The last staged picture of the dumpster dived food shows a bowl filled with onion peels. There is a good reason I was picking them up from Lidl’s container. The Easter egg dyeing! When you have no other, more unusual or “luxury” natural dye material, onion peels are the most accessible and safest way to dyed eggs. Every Latvian grandma still dyes the Easter eggs this way, and they know their way around this.

I was invited to dye eggs at a friend’s place so I grabbed the bag with onion peels, my flatmate took the eggs and off we went. When we arrived, our friends were already doing paintings and illustrations with markers and paints:

      

I also did my marker-coloured egg, which turned out pretty boring compared to the artworks above:

And then I got to the onion dye. First, I put the onion peels in a pot with water and boiled them. Meanwhile, some of the raw and white eggs got some string, leaves and pieces of onion peel wrapped around them:

Then, they’re settled carefully in the dark brown water and mixed up with with the boiled onion peels.

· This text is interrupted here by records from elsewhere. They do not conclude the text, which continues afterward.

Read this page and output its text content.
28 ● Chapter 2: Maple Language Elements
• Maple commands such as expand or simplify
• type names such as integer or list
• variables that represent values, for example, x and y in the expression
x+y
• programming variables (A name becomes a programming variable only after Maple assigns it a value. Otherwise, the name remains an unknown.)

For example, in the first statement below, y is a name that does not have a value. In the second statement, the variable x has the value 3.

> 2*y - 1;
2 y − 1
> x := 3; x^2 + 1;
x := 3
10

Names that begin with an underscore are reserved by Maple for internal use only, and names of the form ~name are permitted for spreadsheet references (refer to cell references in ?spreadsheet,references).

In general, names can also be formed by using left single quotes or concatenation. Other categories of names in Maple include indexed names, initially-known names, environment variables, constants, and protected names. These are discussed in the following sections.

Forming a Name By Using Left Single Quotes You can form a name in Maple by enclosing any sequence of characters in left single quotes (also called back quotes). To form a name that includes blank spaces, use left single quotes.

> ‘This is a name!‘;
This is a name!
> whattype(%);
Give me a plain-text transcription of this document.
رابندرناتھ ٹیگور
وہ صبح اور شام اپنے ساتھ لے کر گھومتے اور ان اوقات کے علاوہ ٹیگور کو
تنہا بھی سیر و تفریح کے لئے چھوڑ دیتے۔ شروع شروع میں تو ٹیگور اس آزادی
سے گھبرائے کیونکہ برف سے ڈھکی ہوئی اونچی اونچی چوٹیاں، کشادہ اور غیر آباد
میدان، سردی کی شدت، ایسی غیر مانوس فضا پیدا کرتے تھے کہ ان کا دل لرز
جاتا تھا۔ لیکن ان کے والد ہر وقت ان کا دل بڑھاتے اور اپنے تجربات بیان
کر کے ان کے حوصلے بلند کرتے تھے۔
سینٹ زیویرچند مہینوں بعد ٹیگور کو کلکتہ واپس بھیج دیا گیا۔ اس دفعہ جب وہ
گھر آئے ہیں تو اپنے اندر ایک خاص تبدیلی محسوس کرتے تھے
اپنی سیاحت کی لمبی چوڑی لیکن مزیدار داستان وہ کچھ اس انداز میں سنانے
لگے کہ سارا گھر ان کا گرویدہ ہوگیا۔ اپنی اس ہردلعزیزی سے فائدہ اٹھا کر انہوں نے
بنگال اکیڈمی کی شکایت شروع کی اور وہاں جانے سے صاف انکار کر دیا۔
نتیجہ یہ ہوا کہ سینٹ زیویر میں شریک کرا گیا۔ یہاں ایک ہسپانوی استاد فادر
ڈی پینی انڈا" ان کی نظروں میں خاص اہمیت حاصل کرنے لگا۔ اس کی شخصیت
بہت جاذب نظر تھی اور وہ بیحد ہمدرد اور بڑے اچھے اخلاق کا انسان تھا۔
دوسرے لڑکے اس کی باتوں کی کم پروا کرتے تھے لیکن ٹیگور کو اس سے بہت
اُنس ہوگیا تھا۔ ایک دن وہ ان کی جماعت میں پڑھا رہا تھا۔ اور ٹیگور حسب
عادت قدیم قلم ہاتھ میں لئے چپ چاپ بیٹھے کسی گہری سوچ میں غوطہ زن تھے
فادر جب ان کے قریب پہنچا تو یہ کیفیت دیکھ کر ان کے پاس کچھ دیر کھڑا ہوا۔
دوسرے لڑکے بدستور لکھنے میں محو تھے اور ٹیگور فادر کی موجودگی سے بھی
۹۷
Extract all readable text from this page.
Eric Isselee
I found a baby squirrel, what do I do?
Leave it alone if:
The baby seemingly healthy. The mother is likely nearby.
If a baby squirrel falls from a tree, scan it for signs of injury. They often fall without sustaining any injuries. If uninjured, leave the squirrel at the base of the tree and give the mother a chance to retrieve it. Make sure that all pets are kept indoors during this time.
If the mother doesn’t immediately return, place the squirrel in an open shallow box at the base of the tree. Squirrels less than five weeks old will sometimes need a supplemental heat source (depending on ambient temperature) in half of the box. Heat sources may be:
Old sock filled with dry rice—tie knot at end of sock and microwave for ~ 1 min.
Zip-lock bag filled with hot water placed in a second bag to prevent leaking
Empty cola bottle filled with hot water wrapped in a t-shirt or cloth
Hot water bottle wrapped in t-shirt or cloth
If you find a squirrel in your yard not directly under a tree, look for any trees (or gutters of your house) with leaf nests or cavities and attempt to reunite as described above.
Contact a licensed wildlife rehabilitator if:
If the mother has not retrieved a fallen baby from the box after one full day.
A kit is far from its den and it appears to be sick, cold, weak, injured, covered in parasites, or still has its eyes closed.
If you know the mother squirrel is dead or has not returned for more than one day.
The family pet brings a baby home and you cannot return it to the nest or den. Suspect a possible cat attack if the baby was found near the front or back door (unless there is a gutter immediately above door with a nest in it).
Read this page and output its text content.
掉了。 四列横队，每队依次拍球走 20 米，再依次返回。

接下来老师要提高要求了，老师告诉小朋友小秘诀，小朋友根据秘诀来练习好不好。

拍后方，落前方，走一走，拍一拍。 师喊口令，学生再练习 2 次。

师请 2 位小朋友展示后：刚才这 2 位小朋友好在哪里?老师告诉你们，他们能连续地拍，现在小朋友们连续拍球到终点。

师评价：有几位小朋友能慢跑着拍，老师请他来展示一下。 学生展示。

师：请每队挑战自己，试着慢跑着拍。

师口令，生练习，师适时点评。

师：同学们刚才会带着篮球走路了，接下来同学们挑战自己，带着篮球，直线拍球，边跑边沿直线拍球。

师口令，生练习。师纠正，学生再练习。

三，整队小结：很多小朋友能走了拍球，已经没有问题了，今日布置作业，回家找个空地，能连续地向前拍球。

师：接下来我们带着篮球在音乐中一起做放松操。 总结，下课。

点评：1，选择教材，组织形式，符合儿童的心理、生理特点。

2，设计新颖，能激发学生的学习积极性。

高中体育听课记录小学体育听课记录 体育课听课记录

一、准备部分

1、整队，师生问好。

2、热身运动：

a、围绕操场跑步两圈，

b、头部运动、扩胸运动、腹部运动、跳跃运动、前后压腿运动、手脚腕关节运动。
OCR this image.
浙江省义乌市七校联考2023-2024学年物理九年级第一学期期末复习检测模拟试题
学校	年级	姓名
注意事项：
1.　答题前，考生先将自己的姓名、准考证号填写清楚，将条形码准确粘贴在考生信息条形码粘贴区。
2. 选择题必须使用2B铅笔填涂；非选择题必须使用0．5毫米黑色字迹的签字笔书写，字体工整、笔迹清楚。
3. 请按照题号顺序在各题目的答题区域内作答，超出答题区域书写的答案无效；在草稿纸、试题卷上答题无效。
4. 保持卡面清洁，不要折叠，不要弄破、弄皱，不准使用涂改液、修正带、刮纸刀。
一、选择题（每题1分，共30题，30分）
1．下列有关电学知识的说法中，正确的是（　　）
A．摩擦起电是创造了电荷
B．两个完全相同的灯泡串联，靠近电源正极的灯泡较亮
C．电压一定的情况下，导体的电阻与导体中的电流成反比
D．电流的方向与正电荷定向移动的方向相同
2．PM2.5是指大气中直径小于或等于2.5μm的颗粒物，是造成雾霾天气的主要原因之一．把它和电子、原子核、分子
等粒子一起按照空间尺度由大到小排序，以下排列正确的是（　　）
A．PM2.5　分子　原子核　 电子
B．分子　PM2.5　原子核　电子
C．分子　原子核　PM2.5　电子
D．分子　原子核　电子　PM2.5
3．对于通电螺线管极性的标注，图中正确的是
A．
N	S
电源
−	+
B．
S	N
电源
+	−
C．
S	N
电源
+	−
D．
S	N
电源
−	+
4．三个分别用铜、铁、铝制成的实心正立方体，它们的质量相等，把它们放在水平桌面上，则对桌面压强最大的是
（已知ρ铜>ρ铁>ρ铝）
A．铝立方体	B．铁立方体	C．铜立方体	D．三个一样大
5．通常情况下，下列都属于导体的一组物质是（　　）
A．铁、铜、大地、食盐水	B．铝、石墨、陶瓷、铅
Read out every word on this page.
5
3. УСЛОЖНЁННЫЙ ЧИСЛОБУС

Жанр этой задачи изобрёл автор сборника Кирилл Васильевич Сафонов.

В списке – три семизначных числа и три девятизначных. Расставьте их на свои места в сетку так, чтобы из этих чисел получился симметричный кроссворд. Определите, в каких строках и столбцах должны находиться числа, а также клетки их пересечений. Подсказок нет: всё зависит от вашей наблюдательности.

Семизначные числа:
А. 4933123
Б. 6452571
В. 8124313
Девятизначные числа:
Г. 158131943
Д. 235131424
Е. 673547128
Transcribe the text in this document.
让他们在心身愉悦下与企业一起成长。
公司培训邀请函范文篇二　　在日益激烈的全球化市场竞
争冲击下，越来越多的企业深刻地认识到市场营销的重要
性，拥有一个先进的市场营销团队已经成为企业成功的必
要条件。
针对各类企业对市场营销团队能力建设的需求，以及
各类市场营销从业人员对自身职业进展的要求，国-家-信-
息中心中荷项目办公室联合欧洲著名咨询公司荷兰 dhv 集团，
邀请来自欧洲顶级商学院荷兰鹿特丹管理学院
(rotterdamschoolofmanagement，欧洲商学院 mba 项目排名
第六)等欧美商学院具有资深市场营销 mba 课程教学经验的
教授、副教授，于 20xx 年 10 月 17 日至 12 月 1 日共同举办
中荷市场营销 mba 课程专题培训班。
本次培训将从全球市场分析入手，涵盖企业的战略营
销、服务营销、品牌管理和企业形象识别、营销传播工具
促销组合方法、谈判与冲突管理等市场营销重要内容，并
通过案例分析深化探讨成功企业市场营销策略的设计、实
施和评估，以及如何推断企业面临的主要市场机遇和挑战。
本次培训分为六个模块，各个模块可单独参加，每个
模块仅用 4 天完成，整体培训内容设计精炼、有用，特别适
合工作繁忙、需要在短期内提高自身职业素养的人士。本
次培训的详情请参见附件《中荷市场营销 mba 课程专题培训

After boiling the whole mixture for 15 mins, I left them some 15 more minutes in the pot. After that came the most exciting part: seeing the metamorphosis, unwrapping the eggs and seeing the surprises of the ornaments that this process has created. For that, I first filled a bowl with a cold water and placed the boiled eggs there:

Here’s the simplest one and more ornamented ones:

  

When they dry they become more matte:

For the Easter dinner, I brought two packages of dumpster dived prepared potato gratin slightly past best before dates:

We also made a side dish – salad of dumpster dived ruccola, fennel, celery stalks:

…and dumpster dived broccoli was paired and baked together with freshly bought potatos:

And so we had a really nice Easter dinner!

The ingredients in bold are dumpster dived or taken from Solidarity fridges.